I've updated my local copy to merge based on headers rather than just concatenate whole files, so while this bug is still the preferred approach its priority is lessened now.

Here's the new, kludgy implementation of data.combine_all_csvs in case it's helpful later:

def combine_all_csvs(dir_path):
  field_names = []
  files = []
  combined_rows = []

  # Get filenames for CSV files in the provided dir
  for filename in os.listdir(dir_path):
    if filename.lower().endswith('.csv'):
      files.append(os.path.join(dir_path, filename))

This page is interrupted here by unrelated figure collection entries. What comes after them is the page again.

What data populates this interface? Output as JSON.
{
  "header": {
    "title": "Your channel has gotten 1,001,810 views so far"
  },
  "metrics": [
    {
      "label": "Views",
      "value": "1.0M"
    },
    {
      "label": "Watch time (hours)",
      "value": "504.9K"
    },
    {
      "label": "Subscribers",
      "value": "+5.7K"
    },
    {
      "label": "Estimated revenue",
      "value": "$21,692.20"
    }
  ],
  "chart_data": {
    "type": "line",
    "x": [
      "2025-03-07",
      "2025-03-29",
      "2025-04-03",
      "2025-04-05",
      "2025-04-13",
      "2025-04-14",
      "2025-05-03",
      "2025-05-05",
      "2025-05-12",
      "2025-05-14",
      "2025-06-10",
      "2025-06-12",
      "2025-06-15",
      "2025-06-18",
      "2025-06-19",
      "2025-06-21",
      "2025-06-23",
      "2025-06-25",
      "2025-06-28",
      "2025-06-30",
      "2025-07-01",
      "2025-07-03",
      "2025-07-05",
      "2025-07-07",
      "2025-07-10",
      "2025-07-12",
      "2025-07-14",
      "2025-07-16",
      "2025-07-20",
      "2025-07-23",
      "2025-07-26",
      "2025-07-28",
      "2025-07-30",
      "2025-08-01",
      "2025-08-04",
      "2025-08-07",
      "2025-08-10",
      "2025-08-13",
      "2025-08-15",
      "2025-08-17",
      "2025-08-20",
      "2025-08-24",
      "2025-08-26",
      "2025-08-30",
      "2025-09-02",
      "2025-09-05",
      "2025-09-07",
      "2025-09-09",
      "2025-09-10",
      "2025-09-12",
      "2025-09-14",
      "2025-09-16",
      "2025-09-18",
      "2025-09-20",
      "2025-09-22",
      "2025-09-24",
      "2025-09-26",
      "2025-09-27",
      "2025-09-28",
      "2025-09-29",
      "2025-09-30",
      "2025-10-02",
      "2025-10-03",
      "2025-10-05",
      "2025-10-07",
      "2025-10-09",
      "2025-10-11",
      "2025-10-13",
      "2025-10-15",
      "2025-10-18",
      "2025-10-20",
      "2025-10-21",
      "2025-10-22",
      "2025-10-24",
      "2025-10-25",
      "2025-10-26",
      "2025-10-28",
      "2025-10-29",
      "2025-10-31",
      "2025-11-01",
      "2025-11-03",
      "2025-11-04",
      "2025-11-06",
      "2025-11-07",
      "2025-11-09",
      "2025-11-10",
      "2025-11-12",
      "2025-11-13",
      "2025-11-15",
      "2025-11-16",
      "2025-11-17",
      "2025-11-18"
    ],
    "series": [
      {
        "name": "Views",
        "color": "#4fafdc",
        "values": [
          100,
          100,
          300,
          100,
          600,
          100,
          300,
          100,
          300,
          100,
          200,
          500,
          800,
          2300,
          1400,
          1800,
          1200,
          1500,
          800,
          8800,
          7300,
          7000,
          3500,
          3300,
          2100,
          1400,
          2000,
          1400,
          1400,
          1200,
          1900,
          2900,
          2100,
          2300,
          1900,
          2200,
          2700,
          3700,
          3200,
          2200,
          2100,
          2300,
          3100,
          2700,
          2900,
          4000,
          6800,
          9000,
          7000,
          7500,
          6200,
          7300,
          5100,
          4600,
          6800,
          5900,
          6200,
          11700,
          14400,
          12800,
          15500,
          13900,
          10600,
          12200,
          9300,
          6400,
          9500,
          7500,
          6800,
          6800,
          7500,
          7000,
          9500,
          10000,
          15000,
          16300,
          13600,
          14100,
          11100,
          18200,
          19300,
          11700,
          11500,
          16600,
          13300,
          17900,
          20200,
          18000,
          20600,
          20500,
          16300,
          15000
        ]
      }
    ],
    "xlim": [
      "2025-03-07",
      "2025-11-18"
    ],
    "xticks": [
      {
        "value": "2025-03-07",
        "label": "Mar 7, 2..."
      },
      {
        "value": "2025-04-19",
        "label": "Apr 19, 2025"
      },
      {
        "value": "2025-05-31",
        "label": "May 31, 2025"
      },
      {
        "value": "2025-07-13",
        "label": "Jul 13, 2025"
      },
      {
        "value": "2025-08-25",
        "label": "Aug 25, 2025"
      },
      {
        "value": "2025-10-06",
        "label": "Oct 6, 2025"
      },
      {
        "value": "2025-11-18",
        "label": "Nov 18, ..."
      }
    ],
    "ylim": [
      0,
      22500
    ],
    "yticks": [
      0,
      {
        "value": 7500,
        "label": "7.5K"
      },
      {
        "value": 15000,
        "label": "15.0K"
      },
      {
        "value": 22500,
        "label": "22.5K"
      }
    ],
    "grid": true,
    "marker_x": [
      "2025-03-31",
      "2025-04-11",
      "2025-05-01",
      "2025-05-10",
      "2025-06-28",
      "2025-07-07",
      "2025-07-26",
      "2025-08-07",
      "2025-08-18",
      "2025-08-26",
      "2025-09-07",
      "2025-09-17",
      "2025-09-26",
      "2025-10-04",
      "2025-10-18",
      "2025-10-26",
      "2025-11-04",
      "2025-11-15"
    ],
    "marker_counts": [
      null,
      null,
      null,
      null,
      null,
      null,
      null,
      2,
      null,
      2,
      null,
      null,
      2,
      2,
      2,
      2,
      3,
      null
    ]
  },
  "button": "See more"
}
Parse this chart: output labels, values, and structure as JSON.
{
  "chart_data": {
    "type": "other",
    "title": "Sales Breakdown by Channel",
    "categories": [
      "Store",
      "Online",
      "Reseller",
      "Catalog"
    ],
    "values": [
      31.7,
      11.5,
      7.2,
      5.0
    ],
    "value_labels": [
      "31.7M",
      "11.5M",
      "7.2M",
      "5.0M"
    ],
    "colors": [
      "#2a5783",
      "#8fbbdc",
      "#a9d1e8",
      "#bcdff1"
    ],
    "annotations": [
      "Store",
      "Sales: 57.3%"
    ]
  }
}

  # Read in headers for each CSV file in the directory
  for f in files:
    with open(f, "r", newline="") as f_in:
      reader = csv.reader(f_in)
      headers = next(reader)
      for h in headers:
        if h not in field_names:
          field_names.append(h)
          
  # Kludgy I know, but we write a temp merged CSV file to use the headers management of the csv lib
  with open(os.path.join(dir_path, "temp_merge.csv"), "w", newline="") as f_out:
    writer = csv.DictWriter(f_out, fieldnames=field_names)
    writer.writeheader()
    for f in files:
      with open(f, "r", newline="") as f_in:
        reader = csv.DictReader(f_in)  # Uses the field names in this file
        for line in reader:
          writer.writerow(line)
          
  # Read the merged file back in as our dataset
  rows = load_csv(os.path.join(dir_path, "temp_merge.csv"), as_dicts=True)
  combined_rows += rows[1:]
    
  # Delete the temp merged file and return the values from it
  os.remove(os.path.join(dir_path, "temp_merge.csv")) # Note: If removed for testing, will cause race condition on repeat-runs.
  return combined_rows

With a little elbow grease the temp CSV files wouldn't be necessary and this could all be done in memory, but I haven't had cycles to think through that.